This is what specifically worked for me and still does to this day (it’s been like 10 years!)

Okay relax dude, you’re not gay, trust me. This is just a hurdle you’re going to conquer. I did it and you definitely can too.

So I had this HOCD for like, I don’t know, 5–10 years!!!…It was horrid!..I even went to a ‘coming out’ group but was asking ‘how do I really know if I’m really gay?…This one gay guy was like if you look at another man’s ass and are like yeah…check that out.. But I was like, well that doesn’t do it for me but I’m still stressing out. I even made myself look at gay porn but still was not with it. I was seeing dicks everywhere at times, I was like Jonah Hill in the movie Superbad, it was not fun at all. Kind of funny now though.
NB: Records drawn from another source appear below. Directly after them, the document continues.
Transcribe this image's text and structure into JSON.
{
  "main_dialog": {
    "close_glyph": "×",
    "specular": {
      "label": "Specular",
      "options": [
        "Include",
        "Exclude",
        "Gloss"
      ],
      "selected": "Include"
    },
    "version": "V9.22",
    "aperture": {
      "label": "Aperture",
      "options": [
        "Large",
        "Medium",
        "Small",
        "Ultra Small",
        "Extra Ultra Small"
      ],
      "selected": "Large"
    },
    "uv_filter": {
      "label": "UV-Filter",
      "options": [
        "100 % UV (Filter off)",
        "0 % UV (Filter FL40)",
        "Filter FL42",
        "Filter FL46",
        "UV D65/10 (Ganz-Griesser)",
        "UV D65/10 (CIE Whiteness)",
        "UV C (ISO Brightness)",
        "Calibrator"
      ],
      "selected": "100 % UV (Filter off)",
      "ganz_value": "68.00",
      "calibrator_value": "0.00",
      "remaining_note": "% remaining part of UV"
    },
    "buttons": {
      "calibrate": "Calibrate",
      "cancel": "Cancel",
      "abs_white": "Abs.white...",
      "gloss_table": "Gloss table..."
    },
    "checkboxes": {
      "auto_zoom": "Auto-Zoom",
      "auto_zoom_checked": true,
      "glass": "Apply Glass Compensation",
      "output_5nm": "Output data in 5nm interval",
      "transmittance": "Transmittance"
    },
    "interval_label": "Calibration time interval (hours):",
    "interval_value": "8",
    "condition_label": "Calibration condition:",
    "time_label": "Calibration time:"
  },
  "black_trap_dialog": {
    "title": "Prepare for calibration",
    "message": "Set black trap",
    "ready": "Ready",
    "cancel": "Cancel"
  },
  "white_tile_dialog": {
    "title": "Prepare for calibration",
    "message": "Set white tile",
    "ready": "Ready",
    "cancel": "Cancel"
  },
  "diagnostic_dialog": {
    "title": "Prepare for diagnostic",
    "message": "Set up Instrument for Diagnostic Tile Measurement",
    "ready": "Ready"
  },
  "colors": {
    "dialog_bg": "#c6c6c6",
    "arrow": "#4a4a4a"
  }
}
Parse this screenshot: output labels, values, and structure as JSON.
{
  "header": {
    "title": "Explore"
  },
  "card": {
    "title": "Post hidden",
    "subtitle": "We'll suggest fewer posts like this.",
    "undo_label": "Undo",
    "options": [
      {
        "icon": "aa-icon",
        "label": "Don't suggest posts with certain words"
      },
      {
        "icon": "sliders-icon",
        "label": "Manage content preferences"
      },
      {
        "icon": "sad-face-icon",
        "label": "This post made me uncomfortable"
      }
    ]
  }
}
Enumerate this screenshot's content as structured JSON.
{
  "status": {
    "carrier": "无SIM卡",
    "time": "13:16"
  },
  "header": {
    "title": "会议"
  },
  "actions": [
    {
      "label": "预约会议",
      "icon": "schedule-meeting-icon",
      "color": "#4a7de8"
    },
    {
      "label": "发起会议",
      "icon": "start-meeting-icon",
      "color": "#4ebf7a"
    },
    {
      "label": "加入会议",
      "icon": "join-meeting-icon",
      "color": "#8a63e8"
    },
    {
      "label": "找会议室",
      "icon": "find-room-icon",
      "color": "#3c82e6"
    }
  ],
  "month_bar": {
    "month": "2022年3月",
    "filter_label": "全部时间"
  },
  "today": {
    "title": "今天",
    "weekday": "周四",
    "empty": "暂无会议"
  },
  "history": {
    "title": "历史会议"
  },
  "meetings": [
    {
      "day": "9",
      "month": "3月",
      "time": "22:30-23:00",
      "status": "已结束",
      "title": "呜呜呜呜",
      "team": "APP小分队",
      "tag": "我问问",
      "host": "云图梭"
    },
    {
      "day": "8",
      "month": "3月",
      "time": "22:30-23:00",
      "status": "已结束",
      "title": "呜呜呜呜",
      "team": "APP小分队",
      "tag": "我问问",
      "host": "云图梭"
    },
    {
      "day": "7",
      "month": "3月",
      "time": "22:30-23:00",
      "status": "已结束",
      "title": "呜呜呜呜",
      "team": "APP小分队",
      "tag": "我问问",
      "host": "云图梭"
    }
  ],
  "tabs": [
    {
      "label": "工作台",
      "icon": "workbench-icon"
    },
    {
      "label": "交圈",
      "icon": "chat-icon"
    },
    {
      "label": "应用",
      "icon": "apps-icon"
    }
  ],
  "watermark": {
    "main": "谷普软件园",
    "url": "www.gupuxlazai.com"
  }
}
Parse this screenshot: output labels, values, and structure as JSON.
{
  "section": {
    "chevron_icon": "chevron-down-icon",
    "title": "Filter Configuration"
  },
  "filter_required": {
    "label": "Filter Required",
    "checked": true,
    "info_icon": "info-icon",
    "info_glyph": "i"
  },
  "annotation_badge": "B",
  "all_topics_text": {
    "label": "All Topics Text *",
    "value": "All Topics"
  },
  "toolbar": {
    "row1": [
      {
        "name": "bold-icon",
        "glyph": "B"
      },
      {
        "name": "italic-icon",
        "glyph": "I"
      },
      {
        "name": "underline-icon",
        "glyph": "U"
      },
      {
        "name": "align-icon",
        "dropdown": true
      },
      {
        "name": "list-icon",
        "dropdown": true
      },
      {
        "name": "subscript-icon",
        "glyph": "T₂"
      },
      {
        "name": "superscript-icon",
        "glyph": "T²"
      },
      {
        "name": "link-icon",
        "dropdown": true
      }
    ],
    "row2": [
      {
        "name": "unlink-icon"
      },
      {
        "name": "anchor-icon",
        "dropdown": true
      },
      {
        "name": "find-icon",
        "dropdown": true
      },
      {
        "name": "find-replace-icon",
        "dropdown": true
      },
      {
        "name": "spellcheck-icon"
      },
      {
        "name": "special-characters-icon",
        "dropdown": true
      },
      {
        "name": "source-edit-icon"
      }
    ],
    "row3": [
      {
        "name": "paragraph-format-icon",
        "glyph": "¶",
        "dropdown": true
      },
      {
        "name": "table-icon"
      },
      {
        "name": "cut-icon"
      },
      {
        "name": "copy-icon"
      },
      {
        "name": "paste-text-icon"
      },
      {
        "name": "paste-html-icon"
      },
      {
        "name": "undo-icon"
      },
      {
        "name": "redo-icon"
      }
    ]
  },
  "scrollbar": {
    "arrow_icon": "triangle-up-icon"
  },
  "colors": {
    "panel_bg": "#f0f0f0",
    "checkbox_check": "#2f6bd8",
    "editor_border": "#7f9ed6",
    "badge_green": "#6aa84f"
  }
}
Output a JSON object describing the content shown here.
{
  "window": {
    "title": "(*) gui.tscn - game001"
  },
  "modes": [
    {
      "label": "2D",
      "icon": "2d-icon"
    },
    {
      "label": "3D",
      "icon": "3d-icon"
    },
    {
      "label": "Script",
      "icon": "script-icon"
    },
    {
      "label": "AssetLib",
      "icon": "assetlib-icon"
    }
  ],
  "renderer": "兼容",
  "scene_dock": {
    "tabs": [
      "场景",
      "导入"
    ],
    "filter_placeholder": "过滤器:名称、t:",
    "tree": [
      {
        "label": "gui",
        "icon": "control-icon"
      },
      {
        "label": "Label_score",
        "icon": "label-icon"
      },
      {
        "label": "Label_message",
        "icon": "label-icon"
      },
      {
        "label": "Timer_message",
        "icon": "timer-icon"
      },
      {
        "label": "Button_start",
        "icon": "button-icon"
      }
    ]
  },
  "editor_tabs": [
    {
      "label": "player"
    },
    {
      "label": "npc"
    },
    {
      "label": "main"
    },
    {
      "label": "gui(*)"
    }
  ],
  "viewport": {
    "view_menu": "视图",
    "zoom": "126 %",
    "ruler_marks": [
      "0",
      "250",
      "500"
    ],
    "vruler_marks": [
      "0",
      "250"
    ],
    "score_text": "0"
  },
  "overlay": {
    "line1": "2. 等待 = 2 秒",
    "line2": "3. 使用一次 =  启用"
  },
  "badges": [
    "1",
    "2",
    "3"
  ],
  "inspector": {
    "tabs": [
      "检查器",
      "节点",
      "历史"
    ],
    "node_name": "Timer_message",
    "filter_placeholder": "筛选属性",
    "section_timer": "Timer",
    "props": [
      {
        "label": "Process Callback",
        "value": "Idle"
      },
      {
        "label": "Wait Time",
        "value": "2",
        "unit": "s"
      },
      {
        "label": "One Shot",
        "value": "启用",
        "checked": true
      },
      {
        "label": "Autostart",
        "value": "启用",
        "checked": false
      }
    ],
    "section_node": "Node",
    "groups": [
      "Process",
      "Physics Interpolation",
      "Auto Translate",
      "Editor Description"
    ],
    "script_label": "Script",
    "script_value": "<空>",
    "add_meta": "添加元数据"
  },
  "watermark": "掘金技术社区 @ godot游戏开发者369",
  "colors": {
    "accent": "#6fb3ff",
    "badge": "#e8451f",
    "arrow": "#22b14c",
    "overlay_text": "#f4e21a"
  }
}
I mean we can condition ourselves to like fucking anything really if we wanted to right? I’ve slept with many women since an early age so if anything I was like I could be possibly bi but it just didn’t seem genuine. I’m kind of an artist and my dad wasn’t around so much when I was younger so the mind tends to look for reasons and connections to tie into especially about everything you’re scared of. I went to multiple therapists, took self-improvement seminars…I wanted to be done with it!! Until I finally came to something that worked!! Here it is my lucky friends. Hope this frees you!!!! FREE AT LAST, FREE AT LAST…Try this shit out and welcome aboard of leaving that nonsense behind you…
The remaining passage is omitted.